When hopes for Paul’s aerospace project, which he started back in 2011, were dwindling and everyone thought that its efforts have been wasted, just then he rolled the aircraft out of the hangar to prove that things have surely progressed. The last few weeks of the company’s time have been utilized to remove the fabrication infrastructure, making the aircraft stand on all of its 28 wheels for the very first time.

Talking about this significant milestone in an official blog post, Jean Floyd, CEO of Stratolaunch Systems said:

Today, we’re moving the Stratolaunch aircraft out of the hangar – for the first time ever – to conduct aircraft fueling tests. This marks the completion of the initial aircraft construction phase and the beginning of the aircraft ground and flight testing phase.

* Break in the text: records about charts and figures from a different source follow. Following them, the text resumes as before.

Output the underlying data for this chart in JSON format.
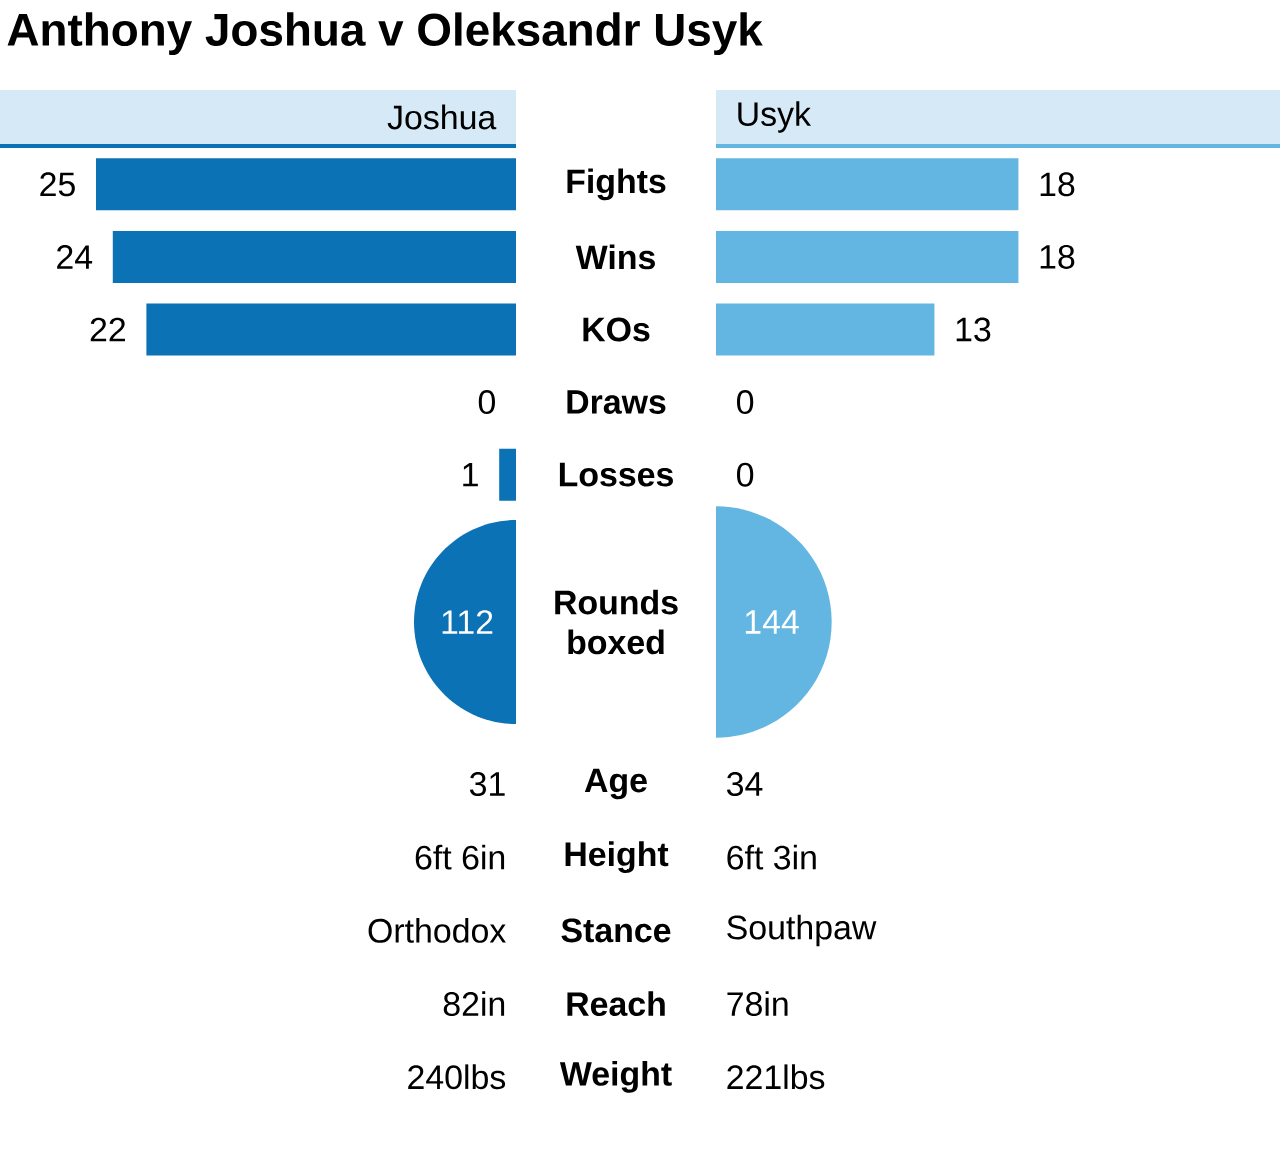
{
  "chart_data": [
    {
      "type": "bar",
      "title": "Anthony Joshua v Oleksandr Usyk",
      "orientation": "horizontal",
      "categories": [
        "Fights",
        "Wins",
        "KOs",
        "Draws",
        "Losses"
      ],
      "series": [
        {
          "name": "Joshua",
          "color": "#0a72b5",
          "values": [
            25,
            24,
            22,
            0,
            1
          ]
        }
      ],
      "data_labels": true,
      "legend": "top"
    },
    {
      "type": "bar",
      "orientation": "horizontal",
      "categories": [
        null,
        null,
        null,
        null,
        null
      ],
      "series": [
        {
          "name": "Usyk",
          "color": "#63b6e1",
          "values": [
            18,
            18,
            13,
            0,
            0
          ]
        }
      ],
      "data_labels": true,
      "legend": "top"
    },
    {
      "type": "other",
      "categories": [
        "Rounds boxed"
      ],
      "series": [
        {
          "color": "#0a72b5",
          "values": [
            112
          ]
        },
        {
          "color": "#63b6e1",
          "values": [
            144
          ]
        }
      ],
      "data_labels": true
    },
    {
      "type": "other",
      "categories": [
        "Age",
        "Height",
        "Stance",
        "Reach",
        "Weight"
      ],
      "series": [
        {
          "values": [
            null,
            null,
            null,
            null,
            null
          ],
          "value_labels": [
            "31",
            "6ft 6in",
            "Orthodox",
            "82in",
            "240lbs"
          ]
        },
        {
          "values": [
            null,
            null,
            null,
            null,
            null
          ],
          "value_labels": [
            "34",
            "6ft 3in",
            "Southpaw",
            "78in",
            "221lbs"
          ]
        }
      ]
    }
  ]
}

Now, this marks the completion of the initial aircraft construction phase and transition into the aircraft ground and flight testing phase. Microsoft’s co-founder is planning to not only conduct the scheduled fueling tests but move beyond and conduct other ground and flightline testing at the Mojave Air and Space Port. It is working with aerospace company Scaled Composites, who is leading the construction of this aircraft. It is gunning to demonstrate the first rocket launch as early as 2019.

The primary objective of building a humongous rocket in the first place was to save the large amounts of fuel required to make the rockets take off from the launchpad on ground level. Using the Stratolaunch, the Microsoft co-founder is now looking to cut down on the time and fuel required by giving the rocket a headstart — you know, by carrying them into the atmosphere and then launching them from aboard the flying aircraft.

There are presently no specifics or tests on how the company is planning to control the launch and flight of the rocket from the Stratolaunch but it has already secured a partner to test out this new flight system — private spaceflight company Orbital ATK. It joined hands with Stratolaunch Systems earlier last year in October to launch its Pegasus XL rocket into orbit from atop the huge aircraft — a very different design choice from what Paul chose before this. It also based on the same concept as other private space companies, such as SpaceX or Virgin Galactic — reusability.